Voyage dans Nadja
En ces temps de rentrée littéraire, L'Égouttoir n'oublie pas de participer à la surproduction ambiante avec un livre du formidable Benoît Préteseille. Cela faisait longtemps que je voulais travailler avec cet auteur... Co-fondateur des éditions Warum où il dirige la collection Civilisation, Benoît a publié plusieurs livres assez incroyables au sein de sa structure ou chez la Cinquième Couche. Il y a particulièrement deux indispensables : L'Oiseau de Francis Picabia (La 5e Couche) et Fantomas, le dernier geste (Warum). Il sait vraiment interroger la Bande Dessinée, la pousser dans ses retranchements... et c'est pour ça que ce qu'il nous a fait n'est absolument pas de la Bande Dessinée. Mais c'est formidable quand même :
« Debout les monstres !
Alors oui, je sais, c'est mal, mais je n'ai pas pu m'en empêcher, je vous jure. J'ai encore relu le Nadja d'André Breton...»

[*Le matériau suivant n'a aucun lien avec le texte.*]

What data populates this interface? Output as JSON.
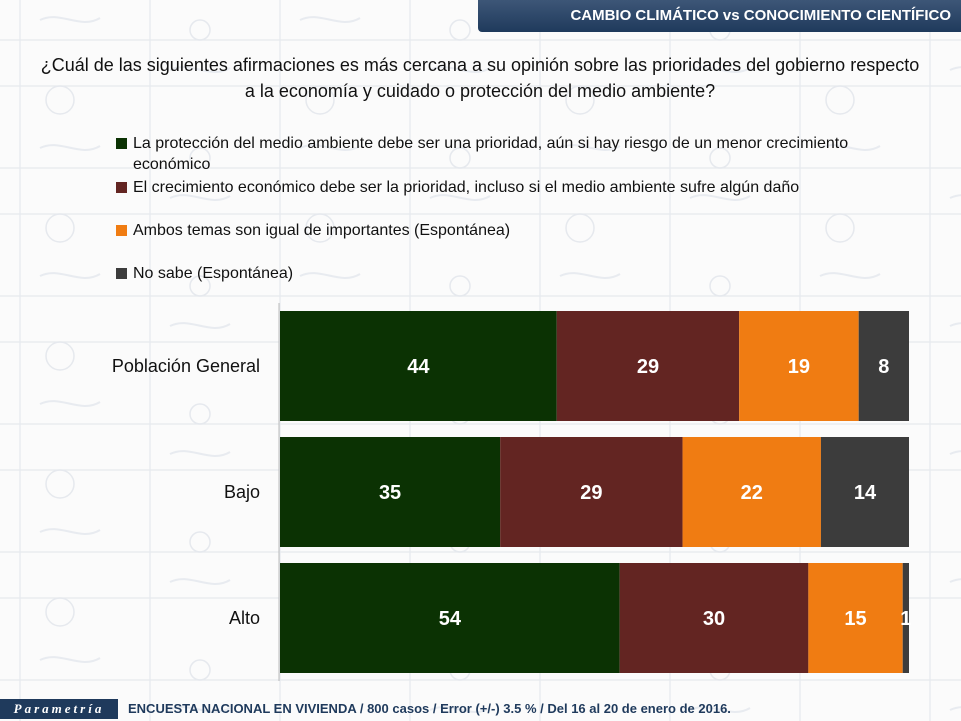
{
  "header": {
    "title": "CAMBIO CLIMÁTICO vs CONOCIMIENTO CIENTÍFICO"
  },
  "question": "¿Cuál de las siguientes afirmaciones es más cercana a su opinión sobre las prioridades del gobierno respecto a la economía y cuidado o protección del medio ambiente?",
  "legend": [
    {
      "label": "La protección del medio ambiente debe ser una prioridad, aún si hay riesgo de un menor crecimiento económico",
      "color": "#0b3203"
    },
    {
      "label": "El crecimiento económico debe ser la prioridad, incluso si el medio ambiente sufre algún daño",
      "color": "#632522"
    },
    {
      "label": "Ambos temas son igual de importantes (Espontánea)",
      "color": "#f07c12"
    },
    {
      "label": "No sabe (Espontánea)",
      "color": "#3c3c3c"
    }
  ],
  "chart_data": {
    "type": "bar",
    "orientation": "horizontal",
    "stacked": true,
    "categories": [
      "Población General",
      "Bajo",
      "Alto"
    ],
    "series": [
      {
        "name": "La protección del medio ambiente debe ser una prioridad, aún si hay riesgo de un menor crecimiento económico",
        "color": "#0b3203",
        "values": [
          44,
          35,
          54
        ]
      },
      {
        "name": "El crecimiento económico debe ser la prioridad, incluso si el medio ambiente sufre algún daño",
        "color": "#632522",
        "values": [
          29,
          29,
          30
        ]
      },
      {
        "name": "Ambos temas son igual de importantes (Espontánea)",
        "color": "#f07c12",
        "values": [
          19,
          22,
          15
        ]
      },
      {
        "name": "No sabe (Espontánea)",
        "color": "#3c3c3c",
        "values": [
          8,
          14,
          1
        ]
      }
    ],
    "xlim": [
      0,
      100
    ],
    "legend_position": "top",
    "grid": false
  },
  "footer": {
    "brand": "Parametría",
    "note": "ENCUESTA NACIONAL EN VIVIENDA / 800 casos / Error (+/-) 3.5 % / Del 16 al 20 de enero de 2016."
  }
}
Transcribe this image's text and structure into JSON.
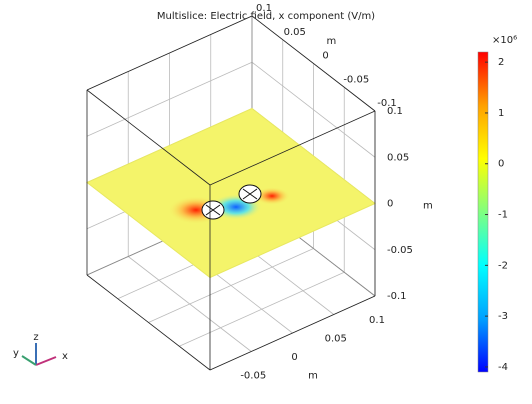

Le récit principal du volume est une exploration de Paris à partir de Nadja,
qui se fait également relecture du roman : les rues et les places, les
passages et les arrières-cours que parcourt Preteseille résonnent des
phrases de Breton. Le texte est parsemé d'illustrations qui sont
explication, respiration ou accélération dans des effets de mise en
page dont la sobriété garantit l'efficacité. Preteseille connaît à
merveille le Paris surréaliste de l'entre-deux-guerres, mais ne
s'enferme pas dans la référence ni la citation : Nadja est un arrière-plan, dont la méconnaissance n'empêche pas d'apprécier l'originalité de ce Voyage.
« Je n'ai jamais pu regarder en face ce qui se
cachait entre mes jambes. Dès ma naissance. Mes parents s'inquiétèrent
donc très tôt de mon absence d'intérêt pour la masturbation infantile.
Ils étaient tellement libérés en ce temps-là, vivant nus le plus clair
de leurs jours et forniquant sans gêne dans tous les coins de notre
petit appartement, ça les perturbait beaucoup d'avoir un fils non
obsédé, non pervers polymorphe. Mon abstinence trahissait leurs
idéaux... »
Dans Qu'est-ce qu'une bite ?
Preteseille se fait conteur angoissant, à travers l'autoportrait
succint d'un homme que la sexualité dégoûte et son propre pénis
horrifie. Détaché de ses influences habituelles, l'auteur se montre
aussi convaincant que dans l'exploration du panthéon surréaliste.
Infos techniques : Voyage dans Nadja / Qu'est-ce qu'une bite, Benoît Preteseille, troisième titre de la collection Gorgonzola, 32 pages, rabats. Août 2009. 4 €.